Cette nuit-là, il se battit avec ser Ilyn trois heures d’affilée. Ce fut l’une de ses meilleures séances. S’ils s’étaient affrontés pour de vrai, Payne l’aurait tué seulement deux fois. La règle générale avoisinait plutôt la demi-douzaine de morts, et il arrivait que le score fût encore pire. « Si je persévère dans ce sens encore un an, je devrais être aussi habile que Becq », déclara Jaime, et ser Ilyn fit entendre ce son cliquetant qui signifiait qu’il trouvait un truc rigolo. « Venez, allons nous offrir une pinte supplémentaire du bon vin rouge de lord Hoster. »

Le vin faisait désormais partie de leur rituel nocturne. Ser Ilyn représentait le compagnon de beuverie idéal. Il ne vous interrompait jamais, n’exprimait jamais de désaccord, ne se plaignait jamais, ne quémandait jamais de faveur, ne vous assommait jamais d’interminables histoires à la gomme. Il ne faisait jamais rien d’autre que boire et vous écouter.
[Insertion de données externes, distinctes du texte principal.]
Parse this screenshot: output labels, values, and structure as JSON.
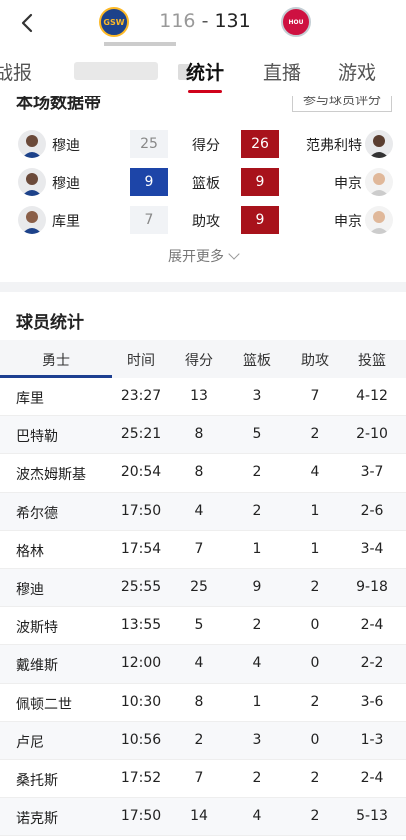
{
  "header": {
    "home_logo_text": "GSW",
    "away_logo_text": "HOU",
    "home_score": "116",
    "separator": "-",
    "away_score": "131"
  },
  "tabs": [
    {
      "label": "战报"
    },
    {
      "label": "统计",
      "active": true
    },
    {
      "label": "直播"
    },
    {
      "label": "游戏"
    }
  ],
  "summary": {
    "title": "本场数据带",
    "rate_button": "参与球员评分",
    "rows": [
      {
        "left_player": "穆迪",
        "left_value": "25",
        "label": "得分",
        "right_value": "26",
        "right_player": "范弗利特"
      },
      {
        "left_player": "穆迪",
        "left_value": "9",
        "label": "篮板",
        "right_value": "9",
        "right_player": "申京"
      },
      {
        "left_player": "库里",
        "left_value": "7",
        "label": "助攻",
        "right_value": "9",
        "right_player": "申京"
      }
    ],
    "expand_label": "展开更多"
  },
  "player_stats": {
    "title": "球员统计",
    "columns": [
      "勇士",
      "时间",
      "得分",
      "篮板",
      "助攻",
      "投篮"
    ],
    "rows": [
      [
        "库里",
        "23:27",
        "13",
        "3",
        "7",
        "4-12"
      ],
      [
        "巴特勒",
        "25:21",
        "8",
        "5",
        "2",
        "2-10"
      ],
      [
        "波杰姆斯基",
        "20:54",
        "8",
        "2",
        "4",
        "3-7"
      ],
      [
        "希尔德",
        "17:50",
        "4",
        "2",
        "1",
        "2-6"
      ],
      [
        "格林",
        "17:54",
        "7",
        "1",
        "1",
        "3-4"
      ],
      [
        "穆迪",
        "25:55",
        "25",
        "9",
        "2",
        "9-18"
      ],
      [
        "波斯特",
        "13:55",
        "5",
        "2",
        "0",
        "2-4"
      ],
      [
        "戴维斯",
        "12:00",
        "4",
        "4",
        "0",
        "2-2"
      ],
      [
        "佩顿二世",
        "10:30",
        "8",
        "1",
        "2",
        "3-6"
      ],
      [
        "卢尼",
        "10:56",
        "2",
        "3",
        "0",
        "1-3"
      ],
      [
        "桑托斯",
        "17:52",
        "7",
        "2",
        "2",
        "2-4"
      ],
      [
        "诺克斯",
        "17:50",
        "14",
        "4",
        "2",
        "5-13"
      ]
    ]
  },
  "colors": {
    "accent_red": "#d0021b",
    "warriors_blue": "#1d45a8",
    "rockets_red": "#a8121b"
  }
}
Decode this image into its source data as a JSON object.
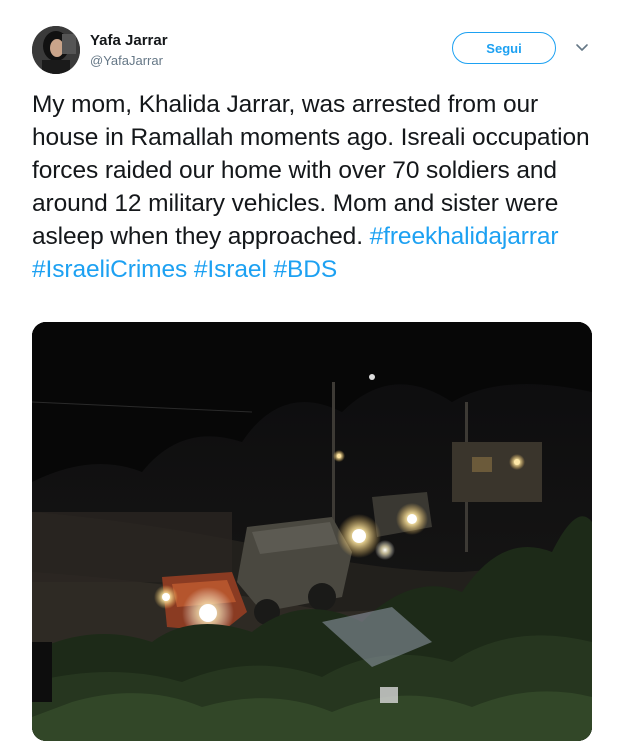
{
  "author": {
    "name": "Yafa Jarrar",
    "handle": "@YafaJarrar"
  },
  "actions": {
    "follow_label": "Segui"
  },
  "tweet": {
    "text": "My mom, Khalida Jarrar, was arrested from our house in Ramallah moments ago. Isreali occupation forces raided our home with over 70 soldiers and around 12 military vehicles. Mom and sister were asleep when they approached.",
    "hashtags": [
      "#freekhalidajarrar",
      "#IsraeliCrimes",
      "#Israel",
      "#BDS"
    ]
  },
  "colors": {
    "link": "#1da1f2",
    "text": "#14171a",
    "muted": "#657786"
  },
  "icons": {
    "menu": "chevron-down-icon"
  }
}
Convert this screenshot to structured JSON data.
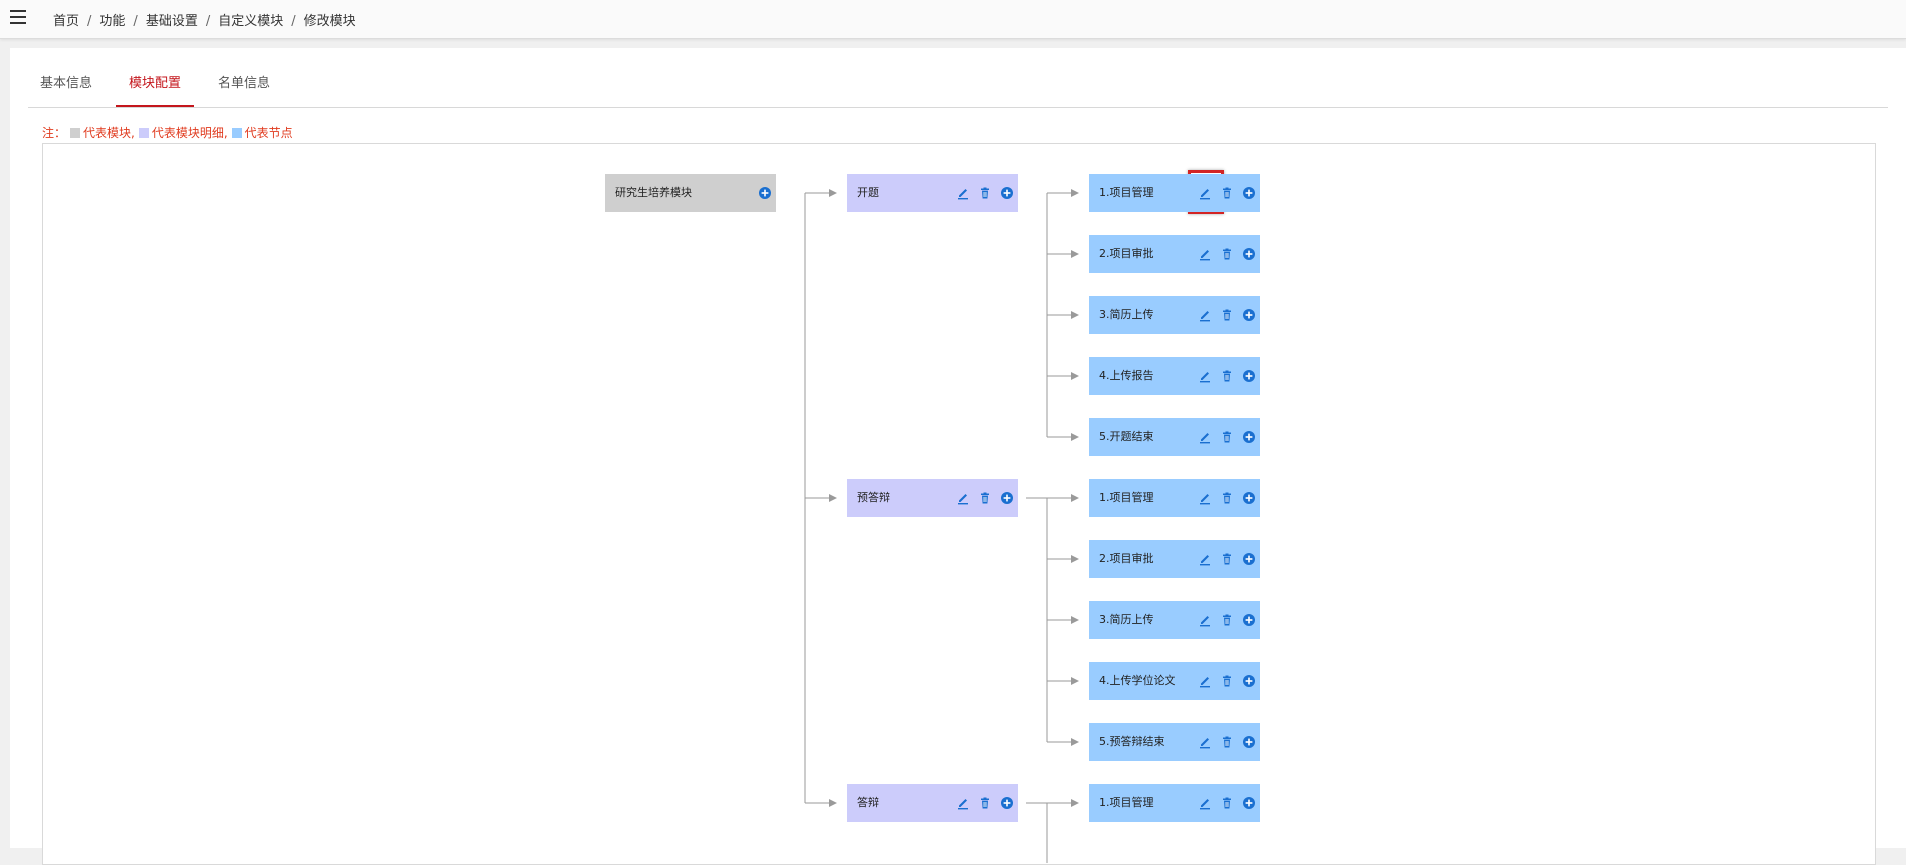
{
  "breadcrumb": [
    "首页",
    "功能",
    "基础设置",
    "自定义模块",
    "修改模块"
  ],
  "tabs": [
    "基本信息",
    "模块配置",
    "名单信息"
  ],
  "active_tab": "模块配置",
  "legend": {
    "prefix": "注：",
    "module": "代表模块,",
    "detail": "代表模块明细,",
    "node": "代表节点"
  },
  "colors": {
    "module": "#cfcfcf",
    "detail": "#ccccfb",
    "node": "#99ccff",
    "accent": "#c4161c",
    "icon": "#1a6fd0",
    "note": "#e03a1e"
  },
  "root": {
    "label": "研究生培养模块",
    "icons": [
      "add-icon"
    ]
  },
  "groups": [
    {
      "label": "开题",
      "icons": [
        "edit-icon",
        "delete-icon",
        "add-icon"
      ],
      "nodes": [
        "1.项目管理",
        "2.项目审批",
        "3.简历上传",
        "4.上传报告",
        "5.开题结束"
      ]
    },
    {
      "label": "预答辩",
      "icons": [
        "edit-icon",
        "delete-icon",
        "add-icon"
      ],
      "nodes": [
        "1.项目管理",
        "2.项目审批",
        "3.简历上传",
        "4.上传学位论文",
        "5.预答辩结束"
      ]
    },
    {
      "label": "答辩",
      "icons": [
        "edit-icon",
        "delete-icon",
        "add-icon"
      ],
      "nodes": [
        "1.项目管理"
      ]
    }
  ],
  "highlighted": {
    "group": 0,
    "node": 0,
    "icon": "edit-icon"
  }
}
« Je devrais faire ôter leur langue à tous mes amis, commenta Jaime tout en remplissant leurs coupes, ainsi qu’à ma parenté, par la même occasion. Une Cersei silencieuse serait un délice. Encore que sa langue me manquerait quand nous nous embrasserions. » Il avala une gorgée. Le vin était un de ces rouges sombres, forts et gouleyants. Il vous réchauffait la descente. « Je n’arrive pas à me rappeler quand nous avons commencé à nous embrasser. C’était innocent au début. Et puis ç’a cessé de l’être. » Il termina son vin et reposa sa coupe « Tyrion m’a dit une fois que la plupart des putains ne voulaient pas vous embrasser. Elles vous baiseront à mort, disait-il, mais vous ne sentirez jamais leurs lèvres sur les vôtres. Vous croyez que ma sœur embrasse Potaunoir ? »

Ser Ilyn ne répondit pas.

« Je pense qu’il ne serait pas correct à moi de tuer mon propre frère juré. Ce qu’il me faut faire, c’est le châtrer puis l’expédier sur le Mur. C’est le sort qui fut réservé à Lucamore le Dépravé. Ser Osmund risque de ne pas très bien prendre sa castration, assurément. Et il faut aussi tenir compte de ses frères. Ça peut être dangereux, des frères. Après qu’Aegon l’Indigne eut fait mettre à mort ser Terrence Tignac pour le châtier d’avoir couché avec sa maîtresse, les frères de Tignac firent de leur mieux pour zigouiller le roi. Leur mieux ne fut pas d’une efficacité tout à fait suffisante, par la faute du Chevalier-dragon, mais ce ne fut toujours pas faute, eux, de s’y être essayés. C’est inscrit dans le Blanc Livre. Dans tous les détails, excepté quoi faire de Cersei. »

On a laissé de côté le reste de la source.